Jika terkait peribadatan maka hukumnya haram. Sebagaimana yang diriwayatkan oleh Umar bin Kaththab dari sanad yang sahih, Nabi saw. bersabda: "Janganlah kalian memasuki gereja-gereja peribadatan musyrikin serta ritual peribadatan mereka sebab kemurkaan Allah atas mereka."
 
Mengacu pada dalil diatas, jika ada seorang da'i yang masuk gereja, kemudian meresmikan, menyerukan toleransi ala Barat atau pluralisme yang menganggap semua agama sama benar. Artinya da'i tersebut telah mengakui dan membenarkan ajarannya. Maka hukumnya haram. Sebab, bertentangan dengan firman Allah QS. Ali Imran [3]: 19) "Sesungguhnya agama (yang diridai) di sisi Allah hanyalah Islam."

Ini sangat berbahaya karena  membuat orang lain ikut terfitnah mengikuti perbuatannya yang dianggap oleh orang awam benar, mengingat yang melakukan adalah seorang da'i. Begitu juga seseorang yang mempunyai posisi di masyarakat atau jabatan atau orang terpandang, masuk saja itu tidak boleh karena menimbulkan dampak antara lain terfitnah dan diikuti oleh orang awam.
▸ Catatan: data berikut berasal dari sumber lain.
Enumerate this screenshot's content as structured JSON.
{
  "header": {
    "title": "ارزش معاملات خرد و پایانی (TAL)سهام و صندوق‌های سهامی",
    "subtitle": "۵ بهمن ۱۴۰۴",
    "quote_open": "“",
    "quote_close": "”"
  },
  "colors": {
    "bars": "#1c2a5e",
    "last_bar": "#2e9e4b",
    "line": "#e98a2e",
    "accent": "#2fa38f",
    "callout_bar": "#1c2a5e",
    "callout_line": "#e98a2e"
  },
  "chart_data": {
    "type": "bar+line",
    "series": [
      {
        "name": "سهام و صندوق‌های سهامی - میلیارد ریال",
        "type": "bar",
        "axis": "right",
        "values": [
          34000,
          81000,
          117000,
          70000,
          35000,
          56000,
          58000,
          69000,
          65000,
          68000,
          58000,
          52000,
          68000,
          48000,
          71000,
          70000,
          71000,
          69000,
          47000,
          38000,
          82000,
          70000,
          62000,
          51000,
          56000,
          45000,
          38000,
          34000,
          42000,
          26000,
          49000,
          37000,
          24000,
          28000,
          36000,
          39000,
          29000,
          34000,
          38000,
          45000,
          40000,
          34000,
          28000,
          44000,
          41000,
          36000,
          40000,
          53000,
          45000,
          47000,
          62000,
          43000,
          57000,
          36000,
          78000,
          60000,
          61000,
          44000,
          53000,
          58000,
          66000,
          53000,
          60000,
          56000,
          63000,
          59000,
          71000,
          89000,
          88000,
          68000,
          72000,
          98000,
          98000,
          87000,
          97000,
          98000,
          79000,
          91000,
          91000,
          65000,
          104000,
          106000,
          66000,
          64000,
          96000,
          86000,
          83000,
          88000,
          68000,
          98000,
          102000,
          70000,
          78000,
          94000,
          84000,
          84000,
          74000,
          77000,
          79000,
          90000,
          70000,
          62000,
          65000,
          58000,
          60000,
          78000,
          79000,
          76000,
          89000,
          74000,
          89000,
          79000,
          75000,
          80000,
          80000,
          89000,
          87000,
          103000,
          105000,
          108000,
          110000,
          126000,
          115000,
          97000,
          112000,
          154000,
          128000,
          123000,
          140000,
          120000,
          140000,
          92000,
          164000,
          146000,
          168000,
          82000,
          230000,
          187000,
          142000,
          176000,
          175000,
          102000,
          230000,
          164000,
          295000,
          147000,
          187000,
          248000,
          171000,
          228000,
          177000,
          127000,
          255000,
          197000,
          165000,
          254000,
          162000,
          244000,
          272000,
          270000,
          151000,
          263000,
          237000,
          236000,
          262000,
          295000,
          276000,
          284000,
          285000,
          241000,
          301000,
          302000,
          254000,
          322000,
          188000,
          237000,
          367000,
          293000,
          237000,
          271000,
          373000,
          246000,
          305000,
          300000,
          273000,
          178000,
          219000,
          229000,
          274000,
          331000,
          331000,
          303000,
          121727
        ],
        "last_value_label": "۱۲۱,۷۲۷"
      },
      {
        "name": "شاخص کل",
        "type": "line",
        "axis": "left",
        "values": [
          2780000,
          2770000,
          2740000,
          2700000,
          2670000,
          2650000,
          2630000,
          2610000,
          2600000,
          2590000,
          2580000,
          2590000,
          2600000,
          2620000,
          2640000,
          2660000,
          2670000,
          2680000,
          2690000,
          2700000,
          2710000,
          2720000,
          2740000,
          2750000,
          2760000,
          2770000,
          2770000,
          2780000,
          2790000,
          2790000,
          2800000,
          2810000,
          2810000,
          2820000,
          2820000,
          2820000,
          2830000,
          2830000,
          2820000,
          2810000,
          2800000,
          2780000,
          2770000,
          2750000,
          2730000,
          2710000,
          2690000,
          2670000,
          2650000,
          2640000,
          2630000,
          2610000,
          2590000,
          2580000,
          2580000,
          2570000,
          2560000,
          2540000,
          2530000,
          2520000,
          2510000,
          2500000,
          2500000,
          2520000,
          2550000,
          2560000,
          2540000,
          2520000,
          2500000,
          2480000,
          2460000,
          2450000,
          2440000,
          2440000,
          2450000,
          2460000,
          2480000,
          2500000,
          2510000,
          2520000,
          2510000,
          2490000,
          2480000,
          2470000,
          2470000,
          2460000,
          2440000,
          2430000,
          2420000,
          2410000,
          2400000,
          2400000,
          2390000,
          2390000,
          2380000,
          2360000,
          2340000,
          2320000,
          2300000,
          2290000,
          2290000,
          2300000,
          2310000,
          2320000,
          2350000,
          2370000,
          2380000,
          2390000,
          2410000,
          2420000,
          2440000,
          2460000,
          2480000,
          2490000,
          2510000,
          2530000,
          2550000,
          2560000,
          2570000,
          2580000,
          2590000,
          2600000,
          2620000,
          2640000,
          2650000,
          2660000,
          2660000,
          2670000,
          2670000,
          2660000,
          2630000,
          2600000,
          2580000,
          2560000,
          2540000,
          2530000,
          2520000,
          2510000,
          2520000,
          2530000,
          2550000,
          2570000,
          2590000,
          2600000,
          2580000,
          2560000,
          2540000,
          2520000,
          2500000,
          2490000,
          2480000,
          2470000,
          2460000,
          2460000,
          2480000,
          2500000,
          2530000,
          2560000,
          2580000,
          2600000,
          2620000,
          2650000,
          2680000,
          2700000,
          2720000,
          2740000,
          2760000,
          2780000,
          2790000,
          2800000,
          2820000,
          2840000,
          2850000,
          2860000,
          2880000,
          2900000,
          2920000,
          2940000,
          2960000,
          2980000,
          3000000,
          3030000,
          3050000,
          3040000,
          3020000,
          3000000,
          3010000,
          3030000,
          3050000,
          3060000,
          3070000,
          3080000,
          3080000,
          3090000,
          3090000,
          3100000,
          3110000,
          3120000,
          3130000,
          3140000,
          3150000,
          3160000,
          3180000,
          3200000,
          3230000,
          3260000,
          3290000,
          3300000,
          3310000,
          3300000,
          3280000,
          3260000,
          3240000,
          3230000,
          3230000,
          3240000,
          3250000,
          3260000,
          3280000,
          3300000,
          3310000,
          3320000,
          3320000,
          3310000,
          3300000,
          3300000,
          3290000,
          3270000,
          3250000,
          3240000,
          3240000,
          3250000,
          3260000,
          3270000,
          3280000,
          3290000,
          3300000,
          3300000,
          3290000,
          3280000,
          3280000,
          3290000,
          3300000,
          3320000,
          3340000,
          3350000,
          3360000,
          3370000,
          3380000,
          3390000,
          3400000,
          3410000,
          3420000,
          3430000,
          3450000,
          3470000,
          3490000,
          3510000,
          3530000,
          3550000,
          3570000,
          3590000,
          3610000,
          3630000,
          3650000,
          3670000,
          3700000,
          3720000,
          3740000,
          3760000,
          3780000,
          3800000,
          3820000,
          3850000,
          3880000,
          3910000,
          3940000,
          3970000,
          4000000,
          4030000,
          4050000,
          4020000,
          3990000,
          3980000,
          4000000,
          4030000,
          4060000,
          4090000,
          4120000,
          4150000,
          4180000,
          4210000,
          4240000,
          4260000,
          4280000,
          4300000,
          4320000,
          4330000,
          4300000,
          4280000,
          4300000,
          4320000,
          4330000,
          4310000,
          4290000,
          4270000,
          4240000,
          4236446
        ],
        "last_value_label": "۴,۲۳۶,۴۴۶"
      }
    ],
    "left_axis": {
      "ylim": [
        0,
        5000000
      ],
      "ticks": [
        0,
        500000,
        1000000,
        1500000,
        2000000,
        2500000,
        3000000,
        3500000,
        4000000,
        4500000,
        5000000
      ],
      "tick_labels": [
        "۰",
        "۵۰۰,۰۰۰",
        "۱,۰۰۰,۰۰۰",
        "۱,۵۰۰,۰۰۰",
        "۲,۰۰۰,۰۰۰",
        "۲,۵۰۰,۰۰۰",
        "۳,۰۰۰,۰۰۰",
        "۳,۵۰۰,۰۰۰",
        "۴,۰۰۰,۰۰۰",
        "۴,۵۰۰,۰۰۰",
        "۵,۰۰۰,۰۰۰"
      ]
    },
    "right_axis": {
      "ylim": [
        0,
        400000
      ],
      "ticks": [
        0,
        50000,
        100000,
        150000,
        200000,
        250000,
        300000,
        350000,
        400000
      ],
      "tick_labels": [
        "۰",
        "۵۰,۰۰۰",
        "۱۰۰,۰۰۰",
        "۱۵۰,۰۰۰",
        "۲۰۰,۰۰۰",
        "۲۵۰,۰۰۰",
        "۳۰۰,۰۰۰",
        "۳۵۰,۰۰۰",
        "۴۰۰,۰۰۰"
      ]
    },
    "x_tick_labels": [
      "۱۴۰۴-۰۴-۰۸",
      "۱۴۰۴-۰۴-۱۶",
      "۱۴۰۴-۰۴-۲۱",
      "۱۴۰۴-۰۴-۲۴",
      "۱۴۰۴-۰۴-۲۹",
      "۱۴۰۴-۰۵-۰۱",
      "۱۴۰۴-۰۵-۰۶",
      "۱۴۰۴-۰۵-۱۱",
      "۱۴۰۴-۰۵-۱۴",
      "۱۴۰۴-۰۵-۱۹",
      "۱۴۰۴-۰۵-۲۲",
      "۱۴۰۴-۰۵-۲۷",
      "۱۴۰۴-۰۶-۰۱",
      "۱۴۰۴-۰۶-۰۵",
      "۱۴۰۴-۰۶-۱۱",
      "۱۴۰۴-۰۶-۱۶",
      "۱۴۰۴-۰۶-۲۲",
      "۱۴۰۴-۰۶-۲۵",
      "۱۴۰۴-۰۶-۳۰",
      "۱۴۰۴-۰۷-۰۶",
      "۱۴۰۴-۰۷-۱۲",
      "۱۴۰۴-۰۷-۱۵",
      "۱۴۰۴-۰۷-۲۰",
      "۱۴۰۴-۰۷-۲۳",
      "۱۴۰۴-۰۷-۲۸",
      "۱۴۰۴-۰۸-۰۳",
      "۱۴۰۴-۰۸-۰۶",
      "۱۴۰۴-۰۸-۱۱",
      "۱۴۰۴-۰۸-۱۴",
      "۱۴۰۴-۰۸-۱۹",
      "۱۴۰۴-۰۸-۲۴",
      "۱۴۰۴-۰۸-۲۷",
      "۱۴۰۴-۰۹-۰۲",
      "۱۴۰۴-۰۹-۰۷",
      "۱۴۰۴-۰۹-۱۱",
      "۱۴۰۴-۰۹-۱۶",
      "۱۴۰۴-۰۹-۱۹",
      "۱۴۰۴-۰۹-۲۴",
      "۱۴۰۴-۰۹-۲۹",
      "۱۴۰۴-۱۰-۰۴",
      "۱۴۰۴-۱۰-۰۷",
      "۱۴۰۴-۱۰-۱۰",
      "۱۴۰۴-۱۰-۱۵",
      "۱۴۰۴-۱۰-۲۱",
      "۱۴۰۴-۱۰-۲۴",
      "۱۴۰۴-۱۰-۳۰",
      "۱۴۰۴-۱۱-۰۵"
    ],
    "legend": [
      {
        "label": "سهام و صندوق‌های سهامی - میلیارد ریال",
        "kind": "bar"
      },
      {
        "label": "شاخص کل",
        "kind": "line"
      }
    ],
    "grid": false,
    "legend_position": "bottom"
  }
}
Umar bin Khaththab telah memberikan contoh, ketika diundang kaum Nasrani ke gereja untuk dijamu, lalu dia meminta Ali bin Abi Thalib menghadirinya bersama orang muslim lainnya. Mengapa? Karena saat itu posisi Umar bin Khaththab sebagai seorang khalifah. Beliau sangat khawatir jika akan diikuti oleh orang awam yang biasanya taklid buta.

Umar tidak menghendaki orang lain terfitnah karena condong kepada perbuatan zalim (menyekutukan Allah). Sebab, kesyirikan adalah kezaliman yang amat besar dan diancam oleh api neraka. Umar bin Khathathab sosok pemimpin yang amanah, tegas, berani, sangat mencintai rakyatnya. Tidak hanya mengurusi masalah dunia, tetapi juga urusan akhiratnya.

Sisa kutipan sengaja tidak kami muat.